Alarms

An Alarm is an alert or notification that you establish, based on the state of a Delivery. A state
represents the health of a Delivery.

Alarms work in conjunction with Alarm Groups, Integrations, and Linked Integrations. You must
understand this association to fully comprehend this process.

Integrations are established at the Organization level and allow you to designate Contact
information, which includes the names of persons who must be contacted when there are specific
Delivery issues. These persons may be contacted via email or the PagerDuty notification service.

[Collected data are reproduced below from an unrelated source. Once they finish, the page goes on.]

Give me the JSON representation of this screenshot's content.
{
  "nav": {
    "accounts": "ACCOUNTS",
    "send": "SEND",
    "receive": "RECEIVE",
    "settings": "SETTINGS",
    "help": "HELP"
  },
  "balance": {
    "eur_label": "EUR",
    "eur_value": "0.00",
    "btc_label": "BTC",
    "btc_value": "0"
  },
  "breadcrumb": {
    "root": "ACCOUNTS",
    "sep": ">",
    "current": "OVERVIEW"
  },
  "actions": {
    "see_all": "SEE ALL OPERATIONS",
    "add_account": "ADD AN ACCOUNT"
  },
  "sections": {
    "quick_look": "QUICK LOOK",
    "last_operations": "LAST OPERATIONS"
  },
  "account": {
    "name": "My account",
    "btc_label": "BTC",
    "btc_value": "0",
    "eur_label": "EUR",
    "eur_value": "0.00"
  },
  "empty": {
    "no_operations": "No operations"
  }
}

Next, you must establish Alarm Groups, which are Alarm categories. The Delivery team usually builds
Alarms and Alarm Groups based on customer Service Level Agreements (SLAs). These specifications
dictate what conditions constitute an INFO, WARNING, ERROR, or CRITICAL state.

It is a best practice to create Alarm Groups for each state. For example, all CRITICAL Alarms
might reside in the CRITICAL Alarm Group. In another scenario, all ERROR Alarms might reside
in the ERROR Alarm Group. As you establish Alarms, you can associate them with previously defined
Alarm Groups.

Finally, you must connect your Alarm Groups with Integrations via Linked Integrations, thereby
forming a relation between Alarms/Alarm Groups and the persons who must be notified when certain
conditions are satisfied (which trigger these alerts). While internal team members might be notified
of Delivery issues, some customers require this notification as well.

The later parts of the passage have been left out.